AMD explained Microsoft's upcoming DirectX12 API will finally enable the use of Asynchronous Shaders to process multiple command streams in parallel. Each queue can submit commands without waiting for other tasks to complete which promises to result in performance gains thanks to more efficient use of computing power. Full details on how it works can be read at Tom's Hardware.
In DirectX 12, however, a new merging method called Asynchronous Shaders is available, which is basically asynchronous multi-threaded graphics with pre-emption and prioritization. What happens here is that the ACEs (Asynchronous Compute Engines) on AMD's GCN-based GPUs will interleave the tasks, filling the gaps in one queue with tasks from another, kind of like merging onto a highway where nobody moves to the side for you. Despite that, it can still move the main command queue to the side to let priority tasks pass by when necessary. It probably goes without saying that this leads to a performance gain.
On AMD's GCN GPUs, each ACE can handle up to eight queues, and each ACE can address its own fair share of shaders.
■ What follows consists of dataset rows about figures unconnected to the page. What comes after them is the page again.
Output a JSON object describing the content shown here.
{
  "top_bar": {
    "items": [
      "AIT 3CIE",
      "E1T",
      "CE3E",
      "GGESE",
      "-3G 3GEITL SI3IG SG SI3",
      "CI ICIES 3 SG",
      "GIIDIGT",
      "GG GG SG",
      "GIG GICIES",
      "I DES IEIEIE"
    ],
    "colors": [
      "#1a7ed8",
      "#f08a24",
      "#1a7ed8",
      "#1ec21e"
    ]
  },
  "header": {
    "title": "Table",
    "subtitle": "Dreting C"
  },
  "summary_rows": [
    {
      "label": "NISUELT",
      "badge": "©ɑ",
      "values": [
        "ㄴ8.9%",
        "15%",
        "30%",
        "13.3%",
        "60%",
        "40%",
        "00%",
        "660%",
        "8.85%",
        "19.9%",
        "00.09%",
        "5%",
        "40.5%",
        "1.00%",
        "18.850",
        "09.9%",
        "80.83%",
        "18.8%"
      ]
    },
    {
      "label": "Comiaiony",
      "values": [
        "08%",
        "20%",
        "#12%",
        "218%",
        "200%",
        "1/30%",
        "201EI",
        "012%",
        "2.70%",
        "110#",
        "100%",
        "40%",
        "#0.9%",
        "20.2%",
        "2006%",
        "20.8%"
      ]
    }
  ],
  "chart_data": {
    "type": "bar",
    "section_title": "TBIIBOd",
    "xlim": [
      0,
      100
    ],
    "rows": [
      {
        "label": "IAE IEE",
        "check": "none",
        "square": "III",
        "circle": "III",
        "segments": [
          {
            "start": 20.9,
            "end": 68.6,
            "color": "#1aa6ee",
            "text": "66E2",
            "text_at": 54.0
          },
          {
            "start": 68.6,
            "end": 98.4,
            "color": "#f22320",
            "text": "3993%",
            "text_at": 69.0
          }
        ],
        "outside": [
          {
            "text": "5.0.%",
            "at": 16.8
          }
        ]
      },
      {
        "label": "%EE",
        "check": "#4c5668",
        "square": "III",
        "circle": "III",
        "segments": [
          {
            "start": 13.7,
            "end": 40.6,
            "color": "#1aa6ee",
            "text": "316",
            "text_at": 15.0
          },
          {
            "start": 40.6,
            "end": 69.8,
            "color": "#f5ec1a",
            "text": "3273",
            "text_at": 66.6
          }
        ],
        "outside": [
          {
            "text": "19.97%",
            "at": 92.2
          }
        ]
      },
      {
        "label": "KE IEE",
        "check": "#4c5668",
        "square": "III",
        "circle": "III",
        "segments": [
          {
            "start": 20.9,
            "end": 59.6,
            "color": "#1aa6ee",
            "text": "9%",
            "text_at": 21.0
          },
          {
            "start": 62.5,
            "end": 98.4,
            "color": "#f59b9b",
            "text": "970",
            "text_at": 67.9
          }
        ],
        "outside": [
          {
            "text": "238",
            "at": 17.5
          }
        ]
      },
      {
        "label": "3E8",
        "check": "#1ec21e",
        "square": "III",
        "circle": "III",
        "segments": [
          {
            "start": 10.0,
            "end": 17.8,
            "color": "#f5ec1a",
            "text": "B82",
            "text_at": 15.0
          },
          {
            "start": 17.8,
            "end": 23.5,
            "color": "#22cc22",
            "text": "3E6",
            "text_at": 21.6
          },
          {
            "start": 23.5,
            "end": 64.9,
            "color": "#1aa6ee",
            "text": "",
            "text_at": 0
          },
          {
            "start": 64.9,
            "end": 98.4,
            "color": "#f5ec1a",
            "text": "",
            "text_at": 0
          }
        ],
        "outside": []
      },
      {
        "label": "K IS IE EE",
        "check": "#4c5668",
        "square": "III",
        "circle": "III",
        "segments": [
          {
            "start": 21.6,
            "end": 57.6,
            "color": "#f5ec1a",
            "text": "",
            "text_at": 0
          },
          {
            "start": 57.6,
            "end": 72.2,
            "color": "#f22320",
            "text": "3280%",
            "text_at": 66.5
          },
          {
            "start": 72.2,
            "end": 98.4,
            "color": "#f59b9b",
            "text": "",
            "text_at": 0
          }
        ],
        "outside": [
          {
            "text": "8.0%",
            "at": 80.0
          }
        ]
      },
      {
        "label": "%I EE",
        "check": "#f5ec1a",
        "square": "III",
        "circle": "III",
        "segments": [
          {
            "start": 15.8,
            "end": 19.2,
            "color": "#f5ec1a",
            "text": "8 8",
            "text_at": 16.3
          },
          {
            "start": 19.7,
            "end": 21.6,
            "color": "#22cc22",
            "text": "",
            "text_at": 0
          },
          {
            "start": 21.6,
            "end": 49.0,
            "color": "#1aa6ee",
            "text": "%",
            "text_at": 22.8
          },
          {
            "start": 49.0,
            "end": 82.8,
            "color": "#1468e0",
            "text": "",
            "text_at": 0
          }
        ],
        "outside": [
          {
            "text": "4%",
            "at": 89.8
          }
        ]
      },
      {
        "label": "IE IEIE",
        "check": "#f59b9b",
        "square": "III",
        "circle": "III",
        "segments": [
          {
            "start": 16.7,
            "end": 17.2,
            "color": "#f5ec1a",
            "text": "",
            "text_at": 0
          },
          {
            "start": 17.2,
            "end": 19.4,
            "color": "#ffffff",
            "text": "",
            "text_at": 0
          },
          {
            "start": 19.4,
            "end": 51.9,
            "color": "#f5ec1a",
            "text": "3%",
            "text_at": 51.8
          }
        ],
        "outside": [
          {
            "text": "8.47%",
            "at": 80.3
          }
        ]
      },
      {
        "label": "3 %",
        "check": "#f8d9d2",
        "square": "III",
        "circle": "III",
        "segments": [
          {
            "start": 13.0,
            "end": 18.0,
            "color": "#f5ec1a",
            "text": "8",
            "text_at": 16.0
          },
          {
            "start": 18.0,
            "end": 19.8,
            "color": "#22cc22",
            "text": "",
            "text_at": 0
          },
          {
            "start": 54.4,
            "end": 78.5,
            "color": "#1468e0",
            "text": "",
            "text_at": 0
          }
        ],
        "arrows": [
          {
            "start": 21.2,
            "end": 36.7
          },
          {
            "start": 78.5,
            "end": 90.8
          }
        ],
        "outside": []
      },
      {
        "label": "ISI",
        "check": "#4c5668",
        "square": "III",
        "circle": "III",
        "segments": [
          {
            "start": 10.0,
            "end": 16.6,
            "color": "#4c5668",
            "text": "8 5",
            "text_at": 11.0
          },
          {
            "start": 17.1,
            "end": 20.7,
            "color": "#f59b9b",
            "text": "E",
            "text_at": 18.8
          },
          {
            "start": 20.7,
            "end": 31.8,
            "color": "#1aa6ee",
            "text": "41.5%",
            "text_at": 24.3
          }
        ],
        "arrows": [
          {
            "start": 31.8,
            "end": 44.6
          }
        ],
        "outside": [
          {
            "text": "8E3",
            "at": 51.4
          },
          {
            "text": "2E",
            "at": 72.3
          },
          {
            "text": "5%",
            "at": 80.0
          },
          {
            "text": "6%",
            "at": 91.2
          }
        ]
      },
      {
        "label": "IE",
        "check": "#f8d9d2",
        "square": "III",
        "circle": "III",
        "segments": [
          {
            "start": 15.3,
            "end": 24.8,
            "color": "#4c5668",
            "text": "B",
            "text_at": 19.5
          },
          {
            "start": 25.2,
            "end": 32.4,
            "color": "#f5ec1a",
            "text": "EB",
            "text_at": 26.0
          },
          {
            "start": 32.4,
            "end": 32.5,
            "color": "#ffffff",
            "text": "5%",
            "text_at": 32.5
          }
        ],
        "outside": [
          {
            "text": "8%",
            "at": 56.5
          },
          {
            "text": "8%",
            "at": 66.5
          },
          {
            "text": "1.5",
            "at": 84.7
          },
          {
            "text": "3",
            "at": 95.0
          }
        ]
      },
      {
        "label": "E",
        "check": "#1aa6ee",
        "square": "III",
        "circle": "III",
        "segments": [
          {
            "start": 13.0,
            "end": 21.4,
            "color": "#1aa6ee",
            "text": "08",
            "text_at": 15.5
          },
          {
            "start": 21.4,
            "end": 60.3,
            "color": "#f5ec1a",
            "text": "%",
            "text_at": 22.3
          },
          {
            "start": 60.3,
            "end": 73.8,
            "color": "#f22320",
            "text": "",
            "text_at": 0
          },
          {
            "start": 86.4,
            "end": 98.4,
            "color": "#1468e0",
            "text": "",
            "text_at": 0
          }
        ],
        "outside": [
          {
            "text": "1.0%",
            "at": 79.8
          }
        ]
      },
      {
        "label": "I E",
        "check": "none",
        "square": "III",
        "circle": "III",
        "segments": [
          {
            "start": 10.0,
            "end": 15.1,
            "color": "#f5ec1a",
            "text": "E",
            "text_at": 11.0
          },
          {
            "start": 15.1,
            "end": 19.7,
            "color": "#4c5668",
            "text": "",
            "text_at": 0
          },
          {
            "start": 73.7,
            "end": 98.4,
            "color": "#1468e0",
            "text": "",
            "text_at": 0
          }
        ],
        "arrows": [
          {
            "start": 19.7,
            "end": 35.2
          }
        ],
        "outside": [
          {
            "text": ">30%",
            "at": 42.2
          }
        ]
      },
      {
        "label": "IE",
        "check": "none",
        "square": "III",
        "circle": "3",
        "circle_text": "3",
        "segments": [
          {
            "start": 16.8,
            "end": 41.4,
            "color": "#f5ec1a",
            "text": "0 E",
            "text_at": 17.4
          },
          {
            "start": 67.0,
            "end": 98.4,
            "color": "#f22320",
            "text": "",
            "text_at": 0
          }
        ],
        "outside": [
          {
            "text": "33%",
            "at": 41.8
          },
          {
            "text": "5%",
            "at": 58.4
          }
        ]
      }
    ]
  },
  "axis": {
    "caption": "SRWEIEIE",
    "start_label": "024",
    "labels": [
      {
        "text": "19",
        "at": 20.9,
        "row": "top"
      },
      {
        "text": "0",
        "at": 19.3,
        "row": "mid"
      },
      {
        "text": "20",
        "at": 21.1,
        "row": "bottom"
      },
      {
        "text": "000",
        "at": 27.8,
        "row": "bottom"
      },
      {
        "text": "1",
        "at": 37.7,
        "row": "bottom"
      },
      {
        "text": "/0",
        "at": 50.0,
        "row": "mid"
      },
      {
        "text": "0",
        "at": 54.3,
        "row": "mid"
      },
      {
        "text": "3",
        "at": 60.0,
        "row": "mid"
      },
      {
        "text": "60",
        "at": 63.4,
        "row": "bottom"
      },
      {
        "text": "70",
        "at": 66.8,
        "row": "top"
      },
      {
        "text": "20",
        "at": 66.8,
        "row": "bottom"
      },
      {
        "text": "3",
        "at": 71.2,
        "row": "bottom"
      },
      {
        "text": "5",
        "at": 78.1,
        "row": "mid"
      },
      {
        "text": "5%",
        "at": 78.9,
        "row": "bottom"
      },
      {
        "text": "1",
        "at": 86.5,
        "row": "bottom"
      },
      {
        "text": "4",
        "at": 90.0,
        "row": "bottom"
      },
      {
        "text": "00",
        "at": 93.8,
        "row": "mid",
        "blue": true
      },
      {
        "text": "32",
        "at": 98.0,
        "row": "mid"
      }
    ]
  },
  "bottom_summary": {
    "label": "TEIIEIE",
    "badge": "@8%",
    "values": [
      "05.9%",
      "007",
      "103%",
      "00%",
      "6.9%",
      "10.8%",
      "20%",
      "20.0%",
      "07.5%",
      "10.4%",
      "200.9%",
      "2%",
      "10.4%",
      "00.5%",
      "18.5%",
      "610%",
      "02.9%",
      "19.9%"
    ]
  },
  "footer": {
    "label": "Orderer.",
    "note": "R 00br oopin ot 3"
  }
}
The most basic GPUs have just two ACEs, while more elaborate GPUs carry eight.
AMD provided one performance example: the firm ran the LiquidVR SDK sample and achieved 245fps with Asynchronous Shaders off and post-processing off. With post-processing enabled, the framerate fell to 158fps but by enabling Asynchronous Shaders it jumped to 230fps. This means they basically got post-processing effects at almost no performance hit.